I had a nervous breakdown last October and I haven't gotten back up. I am deeply depressed and easily triggered to feeling very badly about myself. I have to fight to keep from withdrawing from people, and it isn't working. I go to work, come home, and go to bed and read our play computer games. I take sleeping pills to end the day sooner. It's tempting to drink away my pain, but that just gives me a headache.

I am not moving forward!

I am not in a good place right now.


Three Roses

Big hug to you, BrokenDollMagnet. Hang in there! We're hanging in there with you. :hug:

Candid

Quote from: Sweetsixty on September 18, 2016, 06:29:47 AMCount how many years you took to get here and think how long it might take to 'fully' recover? Don't lose heart the journey is long and arduous and needs baby steps.

Aaaaarghhh!  :stars:

I've been in one long EF for about 18 months now, my circumstances worsening all the time. I am pinning my slender hope on trauma counselling that hasn't started yet. And I'm already scared the therapist will say something ignorant or dismissive in the first five minutes.

Just hanging on, here. And hanging out on this forum where I'm guaranteed people will understand. What a haven this is! Hugs to all who feel like giving up...

BrokenDollMagnet

I'm going to see my usual therapist again soon, probably Monday, if she's available. She's good for making me feel that my emotions are valid and my pain is real.

I wish you luck in seeing a new one. It's like finding a glove that fits. Most therapists are helpful, but only to those who are a good fit.  A glove that's too large is still a perfectly good glove, but it will only hinder you.

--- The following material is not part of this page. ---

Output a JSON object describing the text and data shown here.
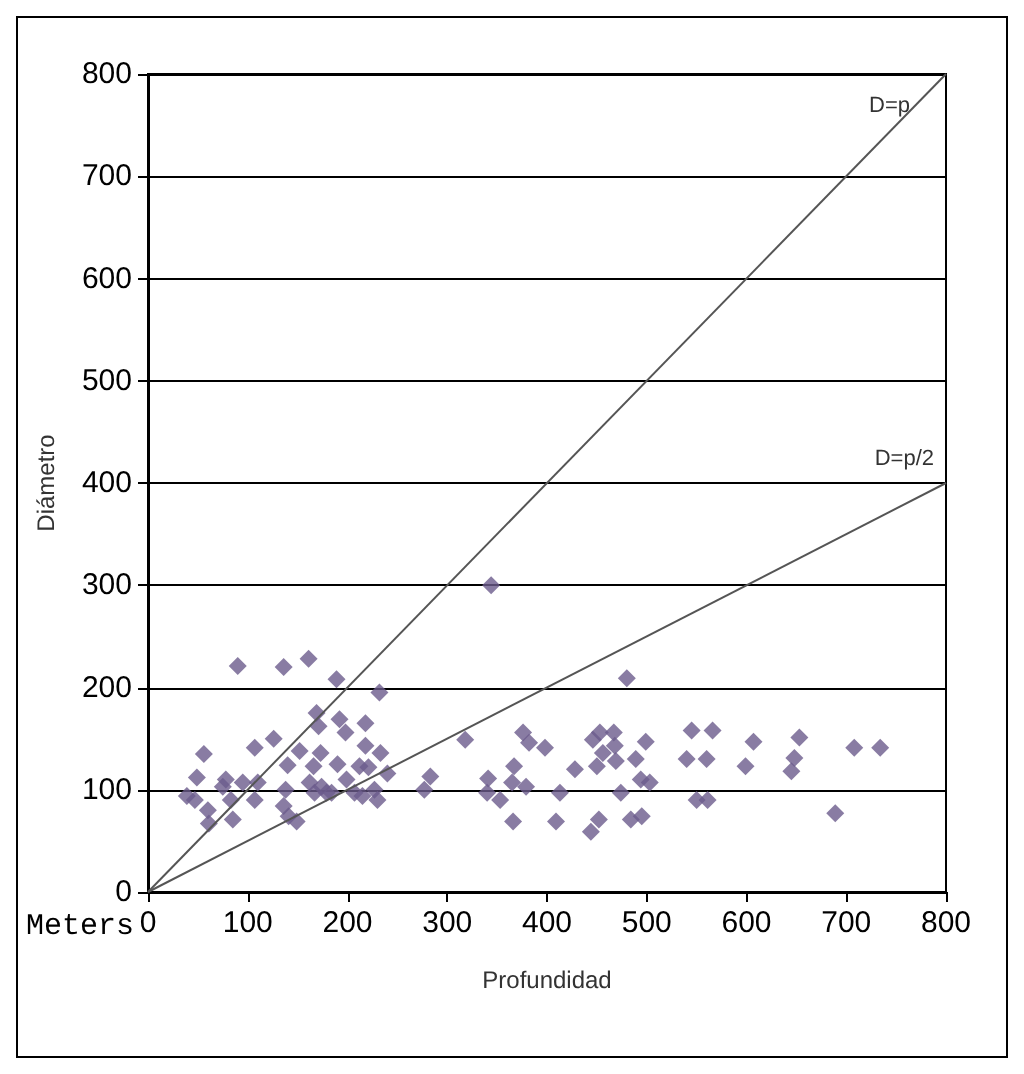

Please keep that in mind. It's ok to not feel a good fit with a therapist. They don't have to be 'bad' for you to keep shopping for a more compatible therapist.

(I'm just bringing this up because I've stayed with incompatible therapists because they weren't bad, but they weren't helping as much as others could. )

joyful

Sometimes I wish I was still oblivious to how broken I am and how much work I have to do to heal.
Feeling so overwhelmed and wondering if it's worth it.